Often times, the escrow company will request the payoff with a few additional days factored in to act as a cushion.  The escrow company may (should) order an updated payoff closer to the signing date in order to provide the most accurate figures possible.  The lender being refinanced will refund any difference in your favor.   In addition, if you have an escrow reserve account for taxes and insurance, you will receive a refund from the lender in approximately 6-8 weeks after closing.    

At your signing appointment, ask to receive a copy of your payoff statement.  Check to see how recently it was requested.  If it was ordered at the beginning of the transaction and you have since made a mortgage payment, you can ask the closer to order an updated statement prior to closing (with a refinance, their is a three day right of rescission that takes place, so there should be enough time for this to take place with most lenders).   

Can I Pay My Own Taxes & Insurance?

Mpj034188500001Unless you have 20% or more of equity in your home, chances are you have an escrow account (also referred to impounds or reserves) for your home owners insurance and property taxes.   Lenders want to make sure that they reduce risk by requiring taxes and insurance to be included in your monthly mortgage payment.  Property taxes are one of the few items that can take precedence over lien position in the event they were to not be paid.   Your first mortgage wants to stay just that, a first mortgage (in the event of a worse case scenario, foreclosure).

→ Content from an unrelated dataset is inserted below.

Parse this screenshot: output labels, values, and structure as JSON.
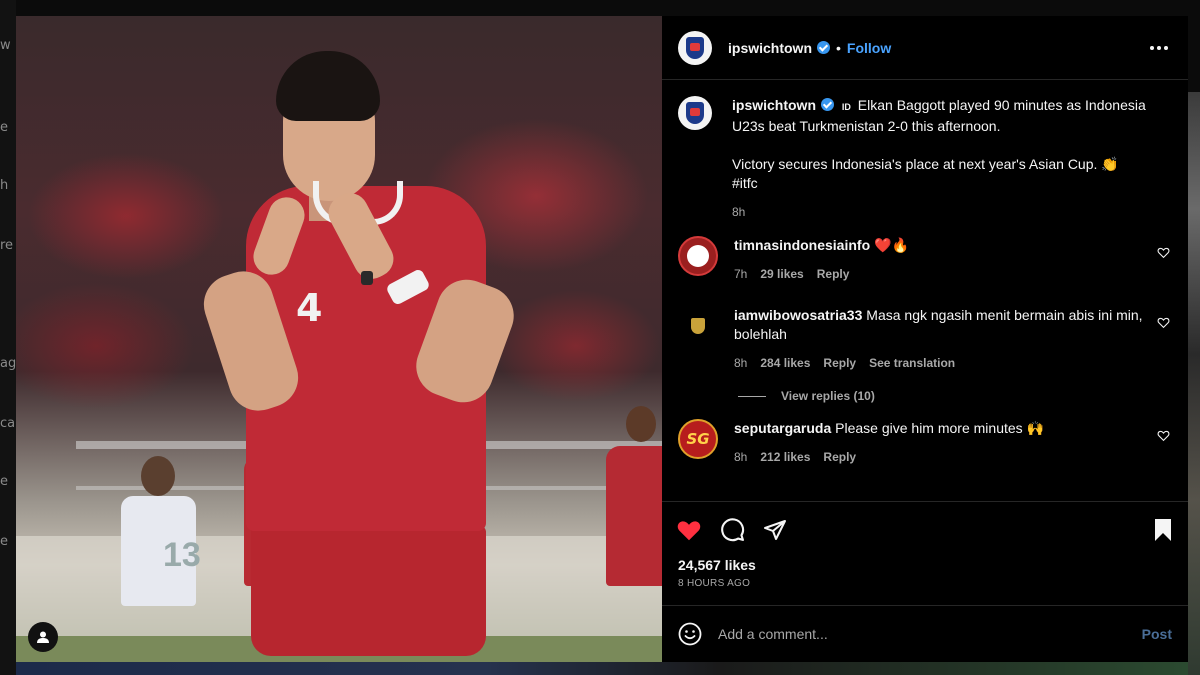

A few years ago, there were a few lenders (subprime) who were providing 80/20 mortgages (100% financing) and not requiring that taxes and insurance be included in the payments.   This was a disaster.    A majority of these borrowers did not plan for the huge tax bills (on a $350,000 valued home, taxes would be roughly $4,375 annually) even though they had the best intentions of doing so.

Having your taxes and insurance included in your mortgage payment is actually very convenient.  Instead of having to pay an annual insurance premium and half of your annual taxes on April 30th and the second half on October 31st, the lender establishes an automatic savings plan for you.

In addition, most lenders charge a fee when you pay your own taxes and insurance (or waive your reserve account).   Typically, the fee is 0.25% of the loan amount.  For example, on a $250,000 loan amount, the fee is $625.00 of additional cost. This can either be charged upfront as an escrow waiver fee or may be priced into the interest rate depending on pricing when the loan is locked.   The most it should impact the rate would be by approx. 0.125%, which is about $20.00 more per month on a $250,000 loan.    So you may be getting better pricing having your taxes and insurance included in the mortgage payment.

The amount of reserves the lender requires varies depending on the closing date of the new mortgage.  Property tax reserves are based on what month your first payment is due and interest on the new mortgage is prorated to the day of closing. If you’re buying, 14 months of home owners insurance is collected.  If  you have a condo, the lender does not collect home owners insurance (but you should check into insurance for your belongings).

In my opinion, the only time it makes sense for home owners to not have their taxes and insurance included in their mortgage payment is when they are savvy investors who are going to earn enough interest in a short period of time (remember, taxes are paid twice a year) and still come out ahead of the costs (possibly 0.25% of the loan amount).  Even if you have 20% or more equity in your home, I don’t recommend waiving your reserve account.

PS: There is a compromise to waiving your reserve account when you have at least 20% down payment, you may be able to waive your home owners insurance and just have property taxes included in your payment.

NOTE:  This information is intended for properties in Washington State.  Check with your Mortgage Professional to see how impounds are treated in your specific state.